The development of new worship is now fairly well known, and can be sketched here in a few sentences. It mainly began in California in the late 1960s, when many hippies turned to Christ, becoming known as the ‘Jesus people’. They worshipped with the very same style of song which they had known as hippies. Various Christian movements were formed to encourage them, among them the well-known Calvary Chapels. Their worship consisted mostly of one-verse choruses, endlessly repeated. The words were simple – simpler even than those of a traditional children’s chorus. There was seldom any confession of sin or the expression of any doctrine. However well-intended, the new worship was not shaped or influenced by any biblical model of worship, nor by the general practice of Bible-believing churches up to that time.

It was a form of worship fashioned and conceived in the womb of meditational mysticism, in which hippies in their hundreds and thousands would sit on Californian hillsides with eyes closed, swaying themselves into an ecstatic state, echoing their previous experience with drugs. Former hippies carried into their new Christian allegiance the same quest for emotional sensation to which they were accustomed, and, sadly, none of their Christian mentors showed them a better way.

This new approach to worship rapidly advanced, merging with another new stream of ‘Christian’ songs written by those who simply wanted worship music to be like secular rock music. In other words, the latter wanted a ‘good time’ in a worldly sense. We need to be aware that new worship sprang from these two stables, namely, hippie mysticism and worldly Christianity. It was rapidly incorporated into the charismatic movement, from which the vast majority of new worship songs have come. Some years later, during the late 1980s, many sounder, more biblical churches began to adopt the new worship styles.

Such background information should lead us to great caution, but the biblical principles of the following pages should be the decisive factor in whether we accept or reject the new ways. We surely cannot blend opposing concepts. Is it worship or entertainment? – this is the question.

‘Contemporary Christian music’ has now captured countless congregations of every theological hue throughout the world, though not without many a battle. As a rule the chief strategy employed by the advocates of new worship has been to reduce the entire debate to a matter of taste, style and generation.

Those who keep to the ‘old’ ways are sometimes charged with a selfish refusal to adjust to changing culture. They have even been called the Pharisees of the 21st-century church, guilty of obstructing a great forward movement of God’s people and forcing division over non-essentials. For all this, large numbers of churches throughout the world still resist the new ways, believing that great principles are at stake.

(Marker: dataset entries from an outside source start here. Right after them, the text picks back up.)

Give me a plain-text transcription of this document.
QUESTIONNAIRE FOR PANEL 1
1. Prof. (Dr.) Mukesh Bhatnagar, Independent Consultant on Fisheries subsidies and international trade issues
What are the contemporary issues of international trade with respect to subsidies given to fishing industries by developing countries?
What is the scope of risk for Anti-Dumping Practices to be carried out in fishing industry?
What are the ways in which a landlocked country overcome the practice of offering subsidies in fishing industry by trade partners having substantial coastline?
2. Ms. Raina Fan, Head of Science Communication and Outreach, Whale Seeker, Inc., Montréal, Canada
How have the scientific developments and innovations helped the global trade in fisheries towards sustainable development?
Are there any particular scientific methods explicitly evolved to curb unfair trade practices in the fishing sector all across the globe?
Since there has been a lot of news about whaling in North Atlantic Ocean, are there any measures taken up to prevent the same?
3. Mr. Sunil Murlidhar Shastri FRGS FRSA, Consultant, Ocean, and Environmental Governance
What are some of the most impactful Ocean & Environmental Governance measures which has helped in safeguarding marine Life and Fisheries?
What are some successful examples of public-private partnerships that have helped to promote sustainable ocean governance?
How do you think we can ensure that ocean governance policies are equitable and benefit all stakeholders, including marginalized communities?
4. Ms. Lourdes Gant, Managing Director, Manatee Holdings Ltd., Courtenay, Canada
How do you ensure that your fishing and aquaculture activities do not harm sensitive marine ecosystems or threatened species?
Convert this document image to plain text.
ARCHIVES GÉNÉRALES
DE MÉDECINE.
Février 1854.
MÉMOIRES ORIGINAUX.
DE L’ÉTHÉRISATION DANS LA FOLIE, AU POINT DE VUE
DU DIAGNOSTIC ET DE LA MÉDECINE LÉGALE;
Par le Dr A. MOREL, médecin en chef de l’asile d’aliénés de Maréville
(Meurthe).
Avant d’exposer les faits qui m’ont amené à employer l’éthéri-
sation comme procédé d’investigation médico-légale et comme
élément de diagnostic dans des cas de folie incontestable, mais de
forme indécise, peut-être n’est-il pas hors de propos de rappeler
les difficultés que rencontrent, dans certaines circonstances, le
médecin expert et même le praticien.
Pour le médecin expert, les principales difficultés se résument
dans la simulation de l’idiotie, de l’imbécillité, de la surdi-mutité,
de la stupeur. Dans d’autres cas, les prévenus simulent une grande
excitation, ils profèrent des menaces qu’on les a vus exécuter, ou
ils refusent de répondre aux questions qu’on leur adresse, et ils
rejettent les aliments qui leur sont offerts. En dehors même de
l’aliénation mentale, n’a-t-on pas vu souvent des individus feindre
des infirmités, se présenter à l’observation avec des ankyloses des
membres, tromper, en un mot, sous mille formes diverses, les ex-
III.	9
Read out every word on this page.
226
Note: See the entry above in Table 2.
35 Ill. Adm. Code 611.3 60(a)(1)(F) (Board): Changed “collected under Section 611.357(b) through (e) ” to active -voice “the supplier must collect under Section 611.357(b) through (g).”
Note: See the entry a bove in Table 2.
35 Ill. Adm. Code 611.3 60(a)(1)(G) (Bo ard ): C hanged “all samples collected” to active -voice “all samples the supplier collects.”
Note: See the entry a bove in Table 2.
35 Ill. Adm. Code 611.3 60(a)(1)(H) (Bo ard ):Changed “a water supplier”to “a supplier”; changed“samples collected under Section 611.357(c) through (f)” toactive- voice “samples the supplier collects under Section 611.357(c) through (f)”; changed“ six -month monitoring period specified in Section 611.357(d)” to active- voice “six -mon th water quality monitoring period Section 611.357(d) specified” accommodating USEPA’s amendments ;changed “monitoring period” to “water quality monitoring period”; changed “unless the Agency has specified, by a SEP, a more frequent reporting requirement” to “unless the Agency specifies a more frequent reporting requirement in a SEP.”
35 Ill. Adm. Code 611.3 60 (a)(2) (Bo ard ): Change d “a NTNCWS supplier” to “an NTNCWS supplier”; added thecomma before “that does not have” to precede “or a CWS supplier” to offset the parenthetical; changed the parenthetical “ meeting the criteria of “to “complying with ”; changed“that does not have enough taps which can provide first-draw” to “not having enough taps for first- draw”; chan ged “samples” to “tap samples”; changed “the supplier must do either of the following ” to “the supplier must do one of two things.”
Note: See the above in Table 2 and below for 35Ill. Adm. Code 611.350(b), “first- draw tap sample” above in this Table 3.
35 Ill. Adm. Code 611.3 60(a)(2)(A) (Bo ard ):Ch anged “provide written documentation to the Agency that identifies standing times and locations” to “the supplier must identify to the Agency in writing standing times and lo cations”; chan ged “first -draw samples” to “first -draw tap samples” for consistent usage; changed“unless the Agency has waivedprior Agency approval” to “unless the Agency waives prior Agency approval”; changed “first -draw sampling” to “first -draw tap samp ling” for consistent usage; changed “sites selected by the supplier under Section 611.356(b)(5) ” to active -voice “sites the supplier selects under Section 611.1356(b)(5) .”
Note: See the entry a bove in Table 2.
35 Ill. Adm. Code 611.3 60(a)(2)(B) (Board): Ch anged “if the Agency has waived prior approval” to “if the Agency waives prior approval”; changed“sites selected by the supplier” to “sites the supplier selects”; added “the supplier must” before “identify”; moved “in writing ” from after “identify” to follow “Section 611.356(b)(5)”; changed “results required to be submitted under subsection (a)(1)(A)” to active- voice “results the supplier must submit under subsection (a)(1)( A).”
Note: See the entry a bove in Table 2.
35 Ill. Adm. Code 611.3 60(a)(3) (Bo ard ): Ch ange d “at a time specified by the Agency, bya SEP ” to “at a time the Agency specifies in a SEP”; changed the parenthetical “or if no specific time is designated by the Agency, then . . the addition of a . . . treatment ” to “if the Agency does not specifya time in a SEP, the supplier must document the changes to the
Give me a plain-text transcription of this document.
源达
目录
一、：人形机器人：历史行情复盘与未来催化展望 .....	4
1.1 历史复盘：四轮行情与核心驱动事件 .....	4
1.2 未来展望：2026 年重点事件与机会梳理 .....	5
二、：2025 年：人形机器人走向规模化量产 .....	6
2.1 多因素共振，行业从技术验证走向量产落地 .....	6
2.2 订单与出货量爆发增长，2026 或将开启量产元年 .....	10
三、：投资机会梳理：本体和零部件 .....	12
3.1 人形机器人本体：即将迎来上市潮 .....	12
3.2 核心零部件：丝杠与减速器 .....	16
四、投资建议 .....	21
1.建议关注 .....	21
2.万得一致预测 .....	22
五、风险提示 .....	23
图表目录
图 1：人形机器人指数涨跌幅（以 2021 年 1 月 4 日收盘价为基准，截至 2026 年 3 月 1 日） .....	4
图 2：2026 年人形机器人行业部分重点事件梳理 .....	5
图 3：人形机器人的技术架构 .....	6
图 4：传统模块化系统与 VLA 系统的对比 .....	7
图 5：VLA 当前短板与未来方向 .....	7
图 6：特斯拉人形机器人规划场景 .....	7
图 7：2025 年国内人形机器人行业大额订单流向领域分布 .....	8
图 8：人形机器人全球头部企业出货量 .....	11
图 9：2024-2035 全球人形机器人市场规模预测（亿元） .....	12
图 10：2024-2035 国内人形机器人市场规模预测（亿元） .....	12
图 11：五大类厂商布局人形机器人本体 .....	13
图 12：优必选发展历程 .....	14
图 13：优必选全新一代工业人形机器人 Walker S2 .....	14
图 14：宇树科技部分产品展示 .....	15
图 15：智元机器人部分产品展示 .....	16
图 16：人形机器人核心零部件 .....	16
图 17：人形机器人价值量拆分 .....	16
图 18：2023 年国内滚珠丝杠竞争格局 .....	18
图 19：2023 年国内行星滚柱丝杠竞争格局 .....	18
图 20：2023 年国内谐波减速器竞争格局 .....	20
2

The trouble with the rhetoric of those advocating new worship is that they seem not to recognise, let alone discuss, historic, biblical principles of worship. It is as if there is nothing much about worship in the Bible. It is as if the Reformation never reformed worship back to the Scriptures. It is as though the bedrock definitions held over centuries have become invisible and non-existent. Where have these priceless and vital principles gone? Why are they hardly ever discussed? Do the advocates of new worship wilfully avoid them, or are they genuinely unaware of them? Certainly, it is an astonishing scene to find them passed over so easily.

The sixty-plus generation of believers remember that these principles were still being taught in their youth, but not any more. New definitions of worship have appeared which would never have been accepted as recently as fifty years ago – definitions which smash down the central principles of evangelical, Protestant Christian worship, taking us back to medieval and Catholic thinking. We will begin by identifying three major deviations from biblical standards (as recovered at the Reformation) typical of the entire modern worship movement. A fourth serious deviation appears in chapter 12.

Churches that have adopted modern worship songs and music to only a limited degree must take account of the deeply significant errors which govern the writers and composers of the new genre, most of whom embrace a shallow theology and hold ecumenical objectives.